A Traveler from Altruria (1894)

Originally published in instalments in Cosmopolitan, this piece of utopian fiction by William Dean Howells delivers a vision of a "one-class" socialist utopia while at once offering a biting critique of unfettered capitalism. The story centres around a visit to America of Mr Homos, a citizen of a mysterious island called Altruria, which is home to a one-class socialist Christian society, with no monetary system and no concept of the rich and poor. In the course of Mr Homos' visit he is appalled by what he sees occurring in late-19th-century America, a society which he likens to his country's own before "Evolution". He is clearly confused by the class system, continuously embarrassing his hosts — carrying his own luggage, bowing to waitresses, and other such acts — and finds certain activities simply bizarre, for example exercise for its own sake:

To us, exercise for exercise would appear stupid. The barren expenditure of force that began and ended in itself, and produced nothing, we should — if you will excuse my saying so — look upon as childish, if not insane or immoral.

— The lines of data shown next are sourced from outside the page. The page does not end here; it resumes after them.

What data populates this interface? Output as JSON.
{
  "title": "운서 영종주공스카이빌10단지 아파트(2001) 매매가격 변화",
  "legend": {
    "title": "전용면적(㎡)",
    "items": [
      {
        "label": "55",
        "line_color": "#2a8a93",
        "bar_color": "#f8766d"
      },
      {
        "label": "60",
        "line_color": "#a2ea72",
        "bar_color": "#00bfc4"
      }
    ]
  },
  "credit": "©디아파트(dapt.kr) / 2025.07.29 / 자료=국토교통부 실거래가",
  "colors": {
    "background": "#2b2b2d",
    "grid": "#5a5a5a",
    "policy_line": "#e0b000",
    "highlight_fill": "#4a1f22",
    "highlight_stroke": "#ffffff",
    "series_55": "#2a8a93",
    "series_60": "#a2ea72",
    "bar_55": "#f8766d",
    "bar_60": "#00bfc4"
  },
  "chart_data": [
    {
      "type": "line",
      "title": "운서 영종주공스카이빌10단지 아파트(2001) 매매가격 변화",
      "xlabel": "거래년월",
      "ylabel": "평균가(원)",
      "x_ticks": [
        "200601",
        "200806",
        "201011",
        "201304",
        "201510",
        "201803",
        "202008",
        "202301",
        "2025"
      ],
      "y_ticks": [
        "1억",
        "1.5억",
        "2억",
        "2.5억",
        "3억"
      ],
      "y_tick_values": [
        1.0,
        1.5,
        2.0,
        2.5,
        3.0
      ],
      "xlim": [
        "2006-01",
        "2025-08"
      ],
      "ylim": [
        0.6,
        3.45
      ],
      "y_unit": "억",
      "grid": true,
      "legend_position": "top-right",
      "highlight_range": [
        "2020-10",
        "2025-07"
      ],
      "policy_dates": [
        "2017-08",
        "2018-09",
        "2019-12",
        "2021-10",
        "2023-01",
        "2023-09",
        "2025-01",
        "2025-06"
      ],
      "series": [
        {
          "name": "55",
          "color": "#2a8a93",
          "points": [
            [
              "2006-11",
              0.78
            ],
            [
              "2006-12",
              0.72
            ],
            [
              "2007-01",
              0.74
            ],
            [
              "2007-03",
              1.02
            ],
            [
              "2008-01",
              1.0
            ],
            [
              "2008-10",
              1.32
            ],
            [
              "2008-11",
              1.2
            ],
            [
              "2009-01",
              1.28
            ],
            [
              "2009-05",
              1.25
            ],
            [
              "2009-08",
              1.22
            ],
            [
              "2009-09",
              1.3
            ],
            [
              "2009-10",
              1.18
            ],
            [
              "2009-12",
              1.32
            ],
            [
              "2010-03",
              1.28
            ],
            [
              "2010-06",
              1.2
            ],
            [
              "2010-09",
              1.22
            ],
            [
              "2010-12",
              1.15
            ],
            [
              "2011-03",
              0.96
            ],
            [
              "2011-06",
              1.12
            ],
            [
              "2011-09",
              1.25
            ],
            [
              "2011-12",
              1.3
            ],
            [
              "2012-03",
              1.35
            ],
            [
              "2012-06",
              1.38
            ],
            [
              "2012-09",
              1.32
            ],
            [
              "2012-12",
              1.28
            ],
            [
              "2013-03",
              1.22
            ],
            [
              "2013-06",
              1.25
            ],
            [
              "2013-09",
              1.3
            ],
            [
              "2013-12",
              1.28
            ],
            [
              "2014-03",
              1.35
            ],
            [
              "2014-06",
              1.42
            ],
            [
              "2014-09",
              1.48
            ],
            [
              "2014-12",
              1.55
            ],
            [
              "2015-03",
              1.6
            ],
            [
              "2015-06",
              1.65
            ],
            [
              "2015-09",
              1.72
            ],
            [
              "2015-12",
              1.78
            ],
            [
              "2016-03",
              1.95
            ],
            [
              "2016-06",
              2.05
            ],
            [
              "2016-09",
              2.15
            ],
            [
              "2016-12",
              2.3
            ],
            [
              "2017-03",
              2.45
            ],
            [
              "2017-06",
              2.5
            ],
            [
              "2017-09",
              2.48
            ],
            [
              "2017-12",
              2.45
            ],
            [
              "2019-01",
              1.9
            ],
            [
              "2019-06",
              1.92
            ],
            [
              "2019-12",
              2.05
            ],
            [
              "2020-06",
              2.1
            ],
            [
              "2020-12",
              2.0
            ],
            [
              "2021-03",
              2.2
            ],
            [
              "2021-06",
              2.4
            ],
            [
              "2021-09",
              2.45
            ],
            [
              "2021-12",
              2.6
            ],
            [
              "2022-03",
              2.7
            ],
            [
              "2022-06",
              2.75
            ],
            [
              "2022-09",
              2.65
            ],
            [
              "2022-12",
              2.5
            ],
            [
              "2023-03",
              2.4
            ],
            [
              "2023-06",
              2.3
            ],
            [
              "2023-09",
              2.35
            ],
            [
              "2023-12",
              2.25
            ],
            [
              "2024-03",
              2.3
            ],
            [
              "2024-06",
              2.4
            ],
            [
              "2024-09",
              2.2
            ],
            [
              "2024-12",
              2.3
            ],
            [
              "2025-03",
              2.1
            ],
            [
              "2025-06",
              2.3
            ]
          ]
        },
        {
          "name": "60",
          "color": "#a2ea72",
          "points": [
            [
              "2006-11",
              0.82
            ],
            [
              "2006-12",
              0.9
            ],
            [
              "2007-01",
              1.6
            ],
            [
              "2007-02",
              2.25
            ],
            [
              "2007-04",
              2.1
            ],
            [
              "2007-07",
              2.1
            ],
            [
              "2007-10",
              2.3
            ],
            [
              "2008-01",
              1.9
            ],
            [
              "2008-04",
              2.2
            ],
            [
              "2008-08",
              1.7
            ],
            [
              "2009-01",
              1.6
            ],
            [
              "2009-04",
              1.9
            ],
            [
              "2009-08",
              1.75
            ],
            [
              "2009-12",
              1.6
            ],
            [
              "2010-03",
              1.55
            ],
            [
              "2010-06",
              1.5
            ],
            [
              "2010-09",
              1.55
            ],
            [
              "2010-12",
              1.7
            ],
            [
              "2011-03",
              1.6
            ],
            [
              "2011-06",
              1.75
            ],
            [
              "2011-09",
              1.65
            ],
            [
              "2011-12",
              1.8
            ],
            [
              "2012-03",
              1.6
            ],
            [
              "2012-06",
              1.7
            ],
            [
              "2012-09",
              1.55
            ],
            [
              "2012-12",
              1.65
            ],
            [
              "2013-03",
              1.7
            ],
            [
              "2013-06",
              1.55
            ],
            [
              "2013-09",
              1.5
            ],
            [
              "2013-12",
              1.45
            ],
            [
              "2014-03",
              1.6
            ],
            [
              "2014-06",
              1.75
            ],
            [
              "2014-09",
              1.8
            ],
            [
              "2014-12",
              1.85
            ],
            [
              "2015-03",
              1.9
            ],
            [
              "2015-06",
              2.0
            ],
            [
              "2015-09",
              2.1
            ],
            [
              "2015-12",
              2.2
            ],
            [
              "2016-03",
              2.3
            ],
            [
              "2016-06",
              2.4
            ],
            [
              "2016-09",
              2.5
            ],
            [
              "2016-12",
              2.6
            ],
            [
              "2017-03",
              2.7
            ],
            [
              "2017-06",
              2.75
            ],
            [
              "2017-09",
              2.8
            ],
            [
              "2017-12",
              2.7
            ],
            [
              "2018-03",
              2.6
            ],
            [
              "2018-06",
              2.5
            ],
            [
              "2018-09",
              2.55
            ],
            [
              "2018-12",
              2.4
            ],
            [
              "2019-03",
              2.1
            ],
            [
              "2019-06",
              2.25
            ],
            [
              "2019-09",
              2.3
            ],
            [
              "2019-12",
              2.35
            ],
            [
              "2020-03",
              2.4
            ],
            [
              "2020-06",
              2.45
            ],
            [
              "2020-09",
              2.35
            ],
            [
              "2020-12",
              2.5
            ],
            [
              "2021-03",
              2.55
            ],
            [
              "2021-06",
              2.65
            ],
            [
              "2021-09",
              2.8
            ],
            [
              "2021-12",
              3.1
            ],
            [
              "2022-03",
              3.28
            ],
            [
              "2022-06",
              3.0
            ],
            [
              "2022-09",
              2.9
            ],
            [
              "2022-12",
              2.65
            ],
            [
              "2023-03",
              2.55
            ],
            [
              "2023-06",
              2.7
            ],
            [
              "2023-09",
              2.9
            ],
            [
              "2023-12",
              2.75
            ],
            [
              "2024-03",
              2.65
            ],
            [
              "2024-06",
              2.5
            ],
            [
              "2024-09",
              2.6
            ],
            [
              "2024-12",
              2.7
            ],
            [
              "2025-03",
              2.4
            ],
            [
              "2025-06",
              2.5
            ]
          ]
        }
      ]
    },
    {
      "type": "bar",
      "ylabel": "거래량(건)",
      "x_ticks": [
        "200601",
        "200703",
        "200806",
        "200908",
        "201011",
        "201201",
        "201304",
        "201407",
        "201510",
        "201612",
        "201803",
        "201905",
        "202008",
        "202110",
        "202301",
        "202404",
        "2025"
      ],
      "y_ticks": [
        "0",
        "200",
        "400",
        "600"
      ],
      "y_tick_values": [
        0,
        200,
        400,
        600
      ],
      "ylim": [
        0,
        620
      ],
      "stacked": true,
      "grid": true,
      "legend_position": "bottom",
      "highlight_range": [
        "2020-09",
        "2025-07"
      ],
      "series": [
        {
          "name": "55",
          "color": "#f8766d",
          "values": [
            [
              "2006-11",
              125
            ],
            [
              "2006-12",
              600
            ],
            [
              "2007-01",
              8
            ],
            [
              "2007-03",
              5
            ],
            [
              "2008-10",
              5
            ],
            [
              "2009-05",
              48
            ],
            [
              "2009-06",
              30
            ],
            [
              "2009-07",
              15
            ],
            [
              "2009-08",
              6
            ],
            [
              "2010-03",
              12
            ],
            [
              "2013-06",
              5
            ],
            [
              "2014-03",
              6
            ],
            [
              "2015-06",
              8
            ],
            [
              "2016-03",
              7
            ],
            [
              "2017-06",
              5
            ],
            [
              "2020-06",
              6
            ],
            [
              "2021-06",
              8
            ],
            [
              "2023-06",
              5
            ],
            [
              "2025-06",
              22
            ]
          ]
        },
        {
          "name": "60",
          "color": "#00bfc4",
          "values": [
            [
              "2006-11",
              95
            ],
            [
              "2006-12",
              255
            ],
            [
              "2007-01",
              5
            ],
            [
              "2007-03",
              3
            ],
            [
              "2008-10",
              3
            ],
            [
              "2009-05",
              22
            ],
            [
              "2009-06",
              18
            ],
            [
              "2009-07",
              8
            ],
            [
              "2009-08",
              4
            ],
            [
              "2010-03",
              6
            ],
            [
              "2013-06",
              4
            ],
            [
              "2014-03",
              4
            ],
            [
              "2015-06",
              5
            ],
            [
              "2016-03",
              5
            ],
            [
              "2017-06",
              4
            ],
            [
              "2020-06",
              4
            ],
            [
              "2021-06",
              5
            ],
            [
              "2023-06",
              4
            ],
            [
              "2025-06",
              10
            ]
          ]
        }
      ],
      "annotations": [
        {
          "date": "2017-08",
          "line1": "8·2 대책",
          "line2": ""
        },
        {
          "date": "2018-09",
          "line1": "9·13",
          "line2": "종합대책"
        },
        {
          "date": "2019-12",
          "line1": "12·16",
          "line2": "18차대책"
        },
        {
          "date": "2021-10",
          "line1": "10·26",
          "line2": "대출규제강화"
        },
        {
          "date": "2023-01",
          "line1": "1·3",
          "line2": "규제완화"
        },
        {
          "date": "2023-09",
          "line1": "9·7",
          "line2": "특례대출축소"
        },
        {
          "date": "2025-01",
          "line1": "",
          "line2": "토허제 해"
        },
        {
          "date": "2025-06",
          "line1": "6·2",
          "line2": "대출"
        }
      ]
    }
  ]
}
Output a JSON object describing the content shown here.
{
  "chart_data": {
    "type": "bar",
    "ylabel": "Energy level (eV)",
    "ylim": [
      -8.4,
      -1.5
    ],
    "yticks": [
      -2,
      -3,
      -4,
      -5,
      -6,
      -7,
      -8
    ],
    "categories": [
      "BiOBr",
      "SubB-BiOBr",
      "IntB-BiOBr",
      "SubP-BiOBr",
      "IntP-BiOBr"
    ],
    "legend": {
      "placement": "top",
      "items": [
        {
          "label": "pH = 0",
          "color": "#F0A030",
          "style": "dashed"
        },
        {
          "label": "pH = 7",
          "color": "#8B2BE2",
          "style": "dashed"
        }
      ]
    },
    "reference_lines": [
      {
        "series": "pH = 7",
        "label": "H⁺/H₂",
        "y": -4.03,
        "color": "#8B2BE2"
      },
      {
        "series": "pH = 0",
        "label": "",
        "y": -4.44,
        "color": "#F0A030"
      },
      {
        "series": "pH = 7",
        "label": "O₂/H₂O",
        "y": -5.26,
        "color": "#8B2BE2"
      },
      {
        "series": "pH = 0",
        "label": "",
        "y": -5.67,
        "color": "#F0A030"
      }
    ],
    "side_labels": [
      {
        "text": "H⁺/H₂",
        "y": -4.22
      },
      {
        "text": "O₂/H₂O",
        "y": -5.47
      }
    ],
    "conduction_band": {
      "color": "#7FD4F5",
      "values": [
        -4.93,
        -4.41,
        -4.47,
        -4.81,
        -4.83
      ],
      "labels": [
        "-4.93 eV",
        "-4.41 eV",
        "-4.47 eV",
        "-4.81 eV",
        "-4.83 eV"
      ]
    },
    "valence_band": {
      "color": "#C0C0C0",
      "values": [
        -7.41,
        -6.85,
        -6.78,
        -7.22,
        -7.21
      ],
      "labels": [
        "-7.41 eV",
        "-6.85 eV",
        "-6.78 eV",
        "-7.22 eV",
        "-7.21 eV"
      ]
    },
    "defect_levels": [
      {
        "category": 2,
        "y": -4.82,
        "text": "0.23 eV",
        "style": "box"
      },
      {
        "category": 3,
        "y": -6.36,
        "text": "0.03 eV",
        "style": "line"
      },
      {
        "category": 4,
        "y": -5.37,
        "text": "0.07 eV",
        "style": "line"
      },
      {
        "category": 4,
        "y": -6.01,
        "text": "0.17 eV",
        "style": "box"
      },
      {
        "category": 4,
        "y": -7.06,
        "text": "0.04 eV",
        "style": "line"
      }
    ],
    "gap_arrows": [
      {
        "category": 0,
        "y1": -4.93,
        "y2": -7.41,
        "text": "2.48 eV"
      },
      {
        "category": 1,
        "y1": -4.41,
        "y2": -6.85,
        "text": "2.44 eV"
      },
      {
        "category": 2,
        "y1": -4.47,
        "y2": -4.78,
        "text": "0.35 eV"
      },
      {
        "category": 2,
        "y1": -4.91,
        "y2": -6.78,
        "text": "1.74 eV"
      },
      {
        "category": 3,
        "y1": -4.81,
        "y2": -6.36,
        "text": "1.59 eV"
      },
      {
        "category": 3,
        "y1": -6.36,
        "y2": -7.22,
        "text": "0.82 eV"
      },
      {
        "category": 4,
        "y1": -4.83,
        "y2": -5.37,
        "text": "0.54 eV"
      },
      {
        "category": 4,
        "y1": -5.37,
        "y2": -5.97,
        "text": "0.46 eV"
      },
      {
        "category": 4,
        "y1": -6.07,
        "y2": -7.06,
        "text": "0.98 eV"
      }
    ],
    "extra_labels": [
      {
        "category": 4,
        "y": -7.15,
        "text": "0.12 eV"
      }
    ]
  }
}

In Altruria, all people are guaranteed a share of the national product on the condition they work at least three hours a day. In 1894, the year in which Howells' story was published, the fiction attempted to become reality when a Unitarian minister Edward Biron Payne — inspired by the Christian socialist principles espoused by Howells' book — founded "Altruria", a community in Sonoma County, California, which he set up with thirty of his followers. A hotel was started, and orchards provided fruit sold to a shop in Berkeley owned by Job Harriman (who himself set up the commune of Llano del Rio in 1913). Unfortunately, "Altruria" ran into unsurmountable financial troubles and it was abandoned in 1896. Howells would go on though, eventually creating an Altrurian trilogy, with the publication of Letters of an Altrurian Traveller (1904) and Through the Eye of the Needle (1907).